モモはたった今、サクヤに言われたことを反芻した。
彼女のように“声”を聞けないモモは、この指輪が本当にそんなことを言っているのかはわからない。
けれど、それが本当だとして。
(そんなの、許されるはずがないわ。)
自分の都合ですべてを奪っておきながら、自分の都合で幸せになるのか。
そんな自分勝手なこと、できるはずがない。
「ありがとう、サクヤ。その気持ちだけ受け取っておくわ。」
でも、あくまで気持ちだけ。
モモが本当の意味でその言葉を受け取るつもりがないことがわかったのだろう、サクヤはそれ以上追求しなかった。
その代わり、ひとり言のように呟いた。
「私は…、正直おぬしが羨ましい。」
「え…?」
その発言に、サクヤが自分を羨むところがどこにあるのかと驚く。
だって彼女は、政府の手からひとりで逃れられるくらい強くて、そして美しい。
羨むのはこちらの方だ。
自分にそんな武力や器量があれば、みんなを守ることも、ましてや別れを選ぶこともなかったのに。

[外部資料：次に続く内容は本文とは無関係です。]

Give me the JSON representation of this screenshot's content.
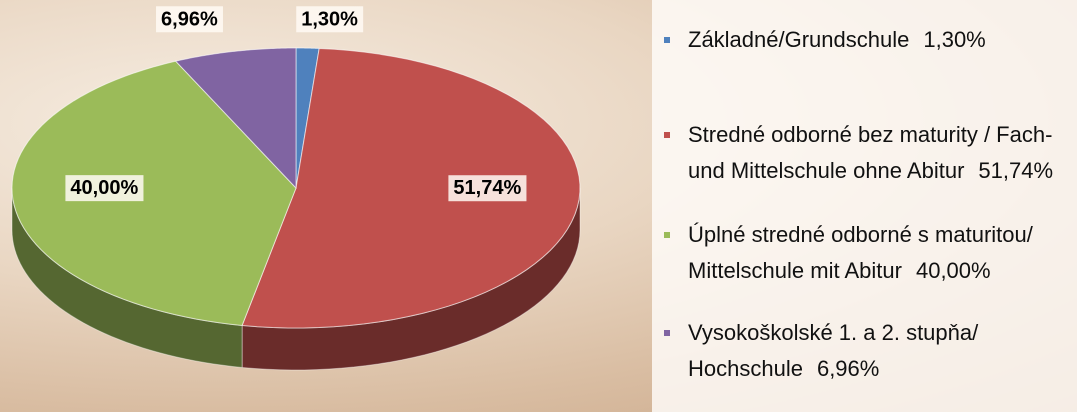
{
  "chart_data": {
    "type": "pie3d",
    "categories": [
      "Základné/Grundschule",
      "Stredné odborné bez maturity / Fach- und Mittelschule ohne Abitur",
      "Úplné stredné odborné s maturitou/ Mittelschule mit Abitur",
      "Vysokoškolské 1. a 2. stupňa/ Hochschule"
    ],
    "values": [
      1.3,
      51.74,
      40.0,
      6.96
    ],
    "value_labels": [
      "1,30%",
      "51,74%",
      "40,00%",
      "6,96%"
    ],
    "colors": [
      "#4f81bd",
      "#c0504d",
      "#9bbb59",
      "#8064a2"
    ],
    "legend": "right"
  }
}
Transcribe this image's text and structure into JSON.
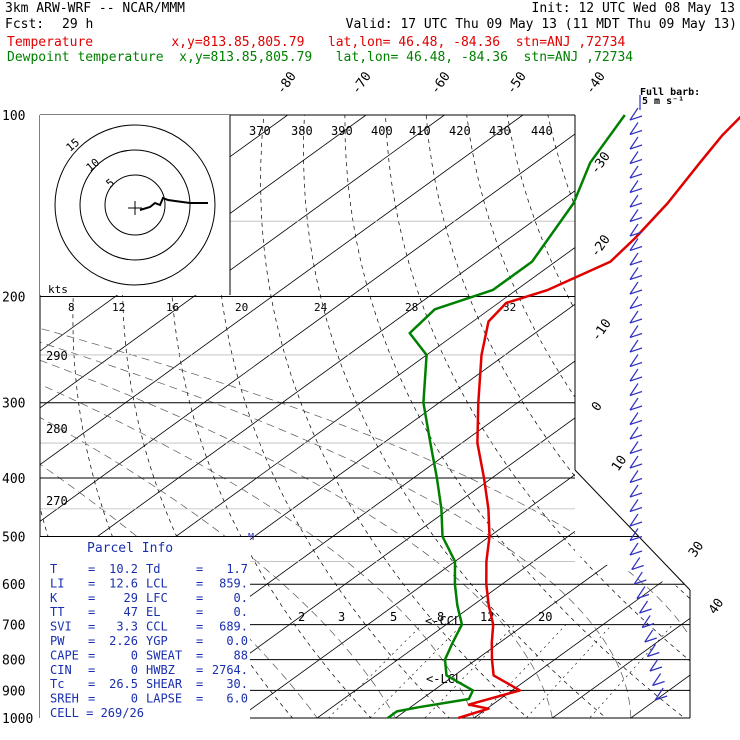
{
  "header": {
    "model": "3km ARW-WRF -- NCAR/MMM",
    "init": "Init: 12 UTC Wed 08 May 13",
    "fcst_label": "Fcst:",
    "fcst_value": "29 h",
    "valid": "Valid: 17 UTC Thu 09 May 13 (11 MDT Thu 09 May 13)",
    "temp_line": "Temperature          x,y=813.85,805.79   lat,lon= 46.48, -84.36  stn=ANJ ,72734",
    "dew_line": "Dewpoint temperature  x,y=813.85,805.79   lat,lon= 46.48, -84.36  stn=ANJ ,72734"
  },
  "colors": {
    "temperature": "#e00000",
    "dewpoint": "#008000",
    "barbs": "#3030c0"
  },
  "chart_data": {
    "type": "line",
    "title": "",
    "ylabel": "",
    "y_scale": "log-pressure",
    "pressure_levels": [
      100,
      200,
      300,
      400,
      500,
      600,
      700,
      800,
      900,
      1000
    ],
    "temperature_axis_labels": [
      "-80",
      "-70",
      "-60",
      "-50",
      "-40",
      "-30",
      "-20",
      "-10",
      "0",
      "10",
      "30",
      "40"
    ],
    "theta_labels": [
      "370",
      "380",
      "390",
      "400",
      "410",
      "420",
      "430",
      "440",
      "290",
      "280",
      "270"
    ],
    "mixing_ratio_labels": [
      "2",
      "3",
      "5",
      "8",
      "12",
      "20"
    ],
    "annotations": {
      "ccl": "<-CCL",
      "lcl": "<-LCL",
      "barb_legend": "Full barb:",
      "barb_units": "5 m s⁻¹",
      "hodo_units": "kts"
    },
    "hodograph": {
      "ring_labels": [
        "15",
        "10",
        "5"
      ],
      "speed_axis_labels": [
        "8",
        "12",
        "16",
        "20",
        "24",
        "28",
        "32"
      ]
    },
    "series": [
      {
        "name": "Temperature",
        "points": [
          [
            1000,
            8
          ],
          [
            965,
            10.2
          ],
          [
            950,
            7
          ],
          [
            900,
            11
          ],
          [
            850,
            5
          ],
          [
            800,
            2
          ],
          [
            750,
            -1
          ],
          [
            700,
            -4
          ],
          [
            650,
            -8
          ],
          [
            600,
            -12
          ],
          [
            550,
            -16
          ],
          [
            500,
            -20
          ],
          [
            450,
            -25
          ],
          [
            400,
            -31
          ],
          [
            350,
            -38
          ],
          [
            300,
            -45
          ],
          [
            250,
            -53
          ],
          [
            220,
            -58
          ],
          [
            205,
            -59
          ],
          [
            195,
            -56
          ],
          [
            175,
            -53
          ],
          [
            160,
            -54
          ],
          [
            140,
            -56
          ],
          [
            120,
            -59
          ],
          [
            108,
            -61
          ],
          [
            100,
            -62
          ]
        ]
      },
      {
        "name": "Dewpoint temperature",
        "points": [
          [
            1000,
            -1
          ],
          [
            975,
            -1
          ],
          [
            960,
            1
          ],
          [
            930,
            6
          ],
          [
            900,
            5
          ],
          [
            850,
            -1
          ],
          [
            800,
            -4
          ],
          [
            750,
            -6
          ],
          [
            700,
            -8
          ],
          [
            650,
            -12
          ],
          [
            600,
            -16
          ],
          [
            550,
            -20
          ],
          [
            500,
            -26
          ],
          [
            450,
            -31
          ],
          [
            400,
            -37
          ],
          [
            350,
            -44
          ],
          [
            300,
            -52
          ],
          [
            250,
            -60
          ],
          [
            230,
            -66
          ],
          [
            210,
            -67
          ],
          [
            195,
            -63
          ],
          [
            175,
            -63
          ],
          [
            140,
            -68
          ],
          [
            120,
            -73
          ],
          [
            100,
            -77
          ]
        ]
      }
    ]
  },
  "parcel": {
    "title": "Parcel Info",
    "rows": [
      {
        "l1": "T",
        "v1": "10.2",
        "l2": "Td",
        "v2": "1.7"
      },
      {
        "l1": "LI",
        "v1": "12.6",
        "l2": "LCL",
        "v2": "859."
      },
      {
        "l1": "K",
        "v1": "29",
        "l2": "LFC",
        "v2": "0."
      },
      {
        "l1": "TT",
        "v1": "47",
        "l2": "EL",
        "v2": "0."
      },
      {
        "l1": "SVI",
        "v1": "3.3",
        "l2": "CCL",
        "v2": "689."
      },
      {
        "l1": "PW",
        "v1": "2.26",
        "l2": "YGP",
        "v2": "0.0"
      },
      {
        "l1": "CAPE",
        "v1": "0",
        "l2": "SWEAT",
        "v2": "88"
      },
      {
        "l1": "CIN",
        "v1": "0",
        "l2": "HWBZ",
        "v2": "2764."
      },
      {
        "l1": "Tc",
        "v1": "26.5",
        "l2": "SHEAR",
        "v2": "30."
      },
      {
        "l1": "SREH",
        "v1": "0",
        "l2": "LAPSE",
        "v2": "6.0"
      }
    ],
    "cell": "CELL = 269/26"
  }
}
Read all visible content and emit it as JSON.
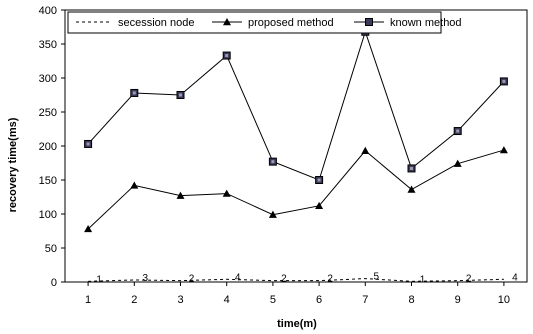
{
  "chart_data": {
    "type": "line",
    "x": [
      1,
      2,
      3,
      4,
      5,
      6,
      7,
      8,
      9,
      10
    ],
    "series": [
      {
        "name": "secession node",
        "values": [
          1,
          3,
          2,
          4,
          2,
          2,
          5,
          1,
          2,
          4
        ],
        "data_labels": [
          "1",
          "3",
          "2",
          "4",
          "2",
          "2",
          "5",
          "1",
          "2",
          "4"
        ],
        "color": "#000000",
        "style": "dashed",
        "marker": "none"
      },
      {
        "name": "proposed method",
        "values": [
          78,
          142,
          127,
          130,
          99,
          112,
          193,
          136,
          174,
          194
        ],
        "color": "#000000",
        "style": "solid",
        "marker": "triangle"
      },
      {
        "name": "known method",
        "values": [
          203,
          278,
          275,
          333,
          177,
          150,
          368,
          167,
          222,
          295
        ],
        "color": "#000000",
        "style": "solid",
        "marker": "square"
      }
    ],
    "xlabel": "time(m)",
    "ylabel": "recovery time(ms)",
    "xlim": [
      0.5,
      10.5
    ],
    "ylim": [
      0,
      400
    ],
    "yticks": [
      0,
      50,
      100,
      150,
      200,
      250,
      300,
      350,
      400
    ],
    "xticks": [
      "1",
      "2",
      "3",
      "4",
      "5",
      "6",
      "7",
      "8",
      "9",
      "10"
    ],
    "grid": false,
    "legend_position": "top"
  }
}
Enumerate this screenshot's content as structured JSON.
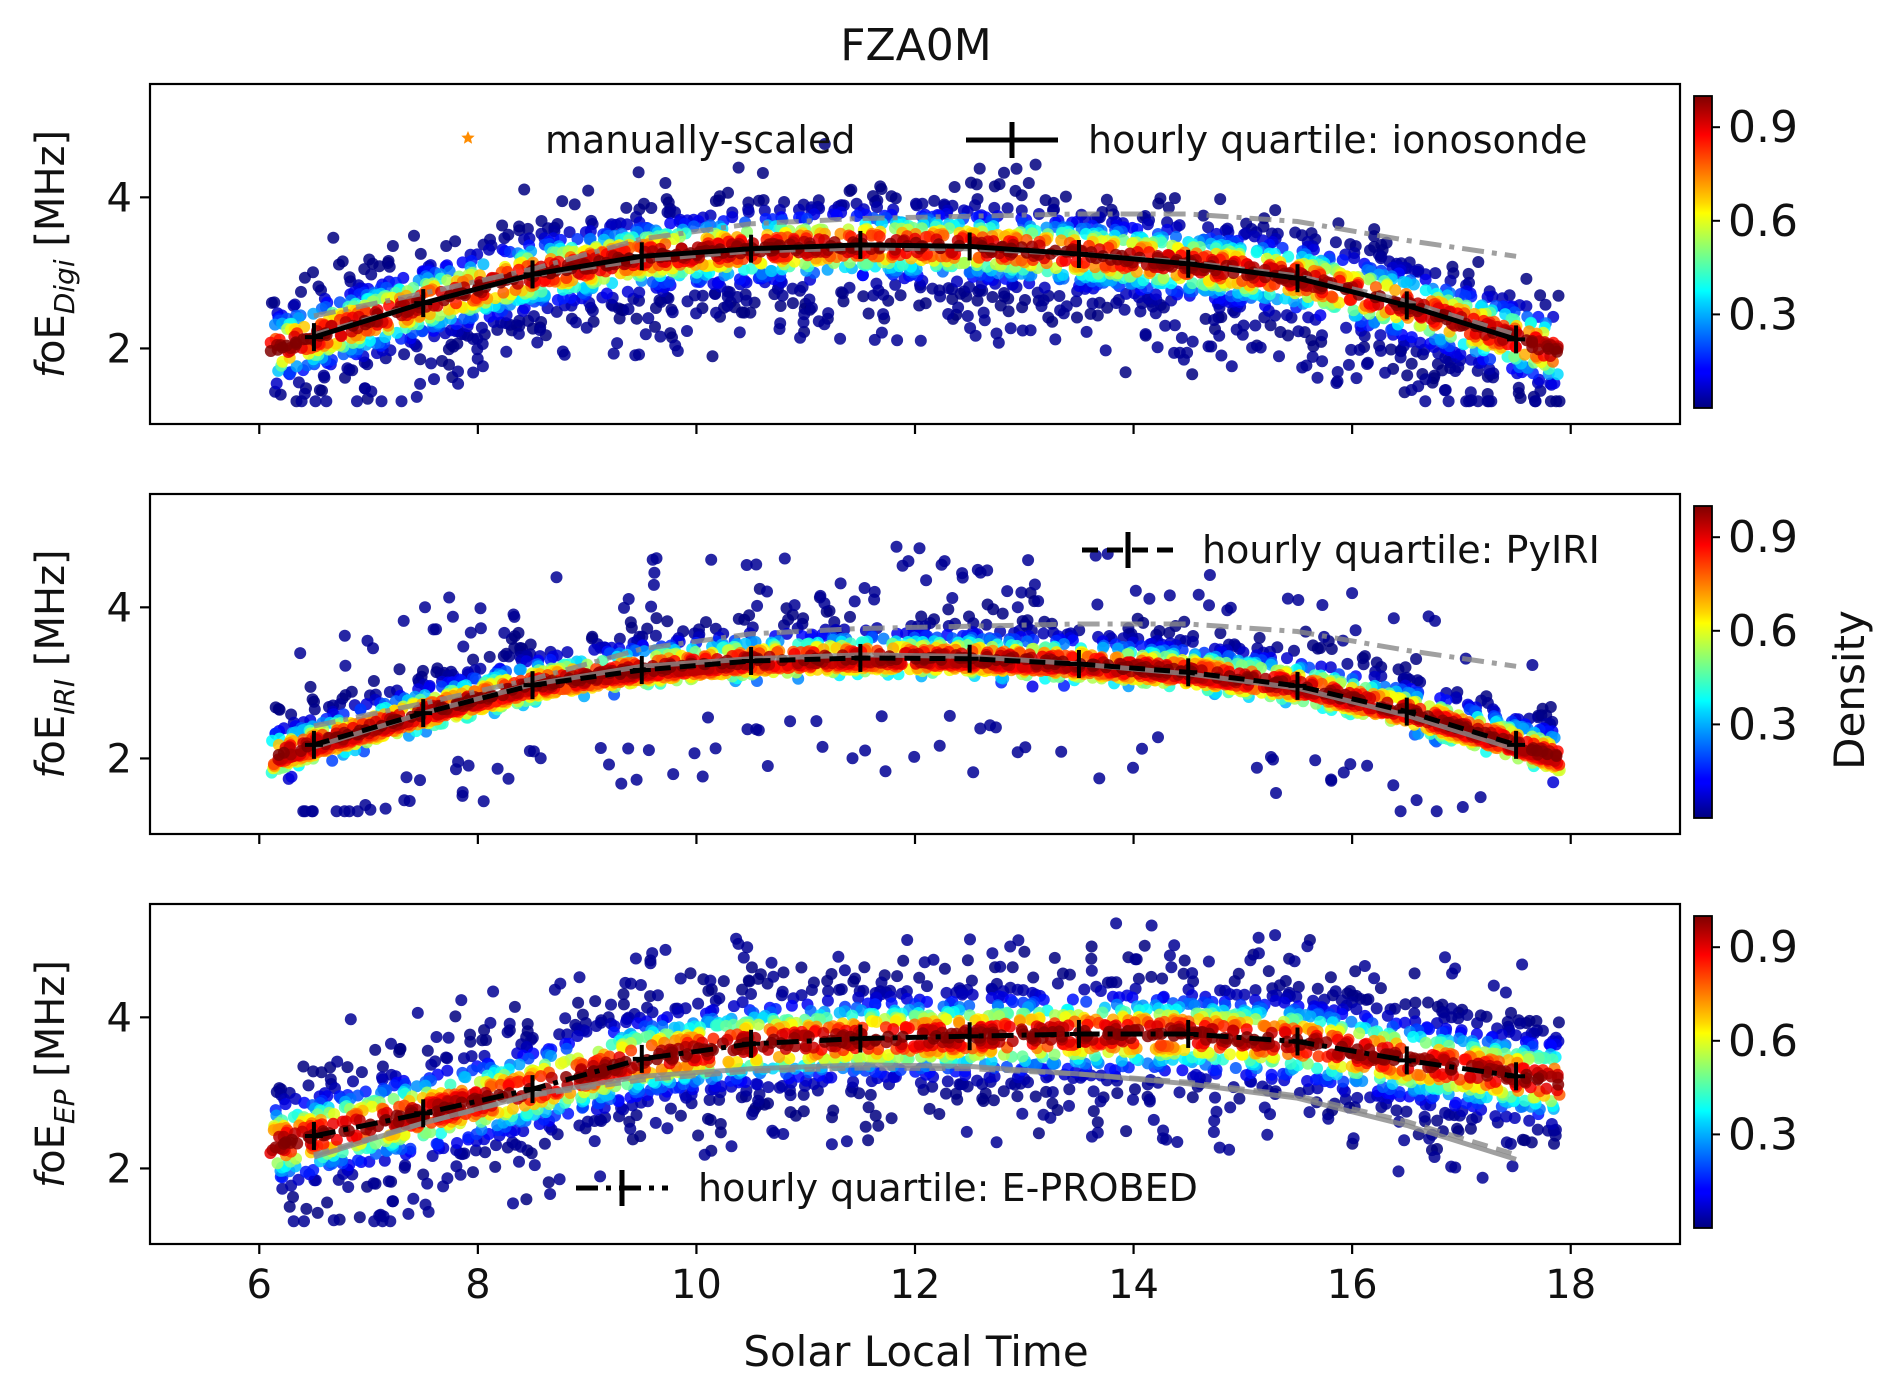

「あなたがわたしを羨むところなんて、ひとつもないでしょう?」
謙遜ではなく、本当に。
しかし、サクヤはゆるりと首を横に振った。
「いいや、羨ましいよ。おぬしは愛する者と共に生きられ、愛する者の子を産んだ。」
「……。」
「私はそれが、とても羨ましい。」
サクヤは、好きな人がいるのか…というモモの質問に答えなかった。
先ほどははぐらかされたのだと思ったが、彼女には彼女の言えない理由があるのかもしれない。
愛する人と共に生きて、愛する人との子供を産む。
女性としての幸せを、モモは確かに手に入れたのだ。
今、モモが抱える悩みは、自分にとってとても大きなもの。
けれど、多くを語らないサクヤの前で、モモはなぜだか自分の悩みがとても贅沢で恥ずかしいものに感じられた。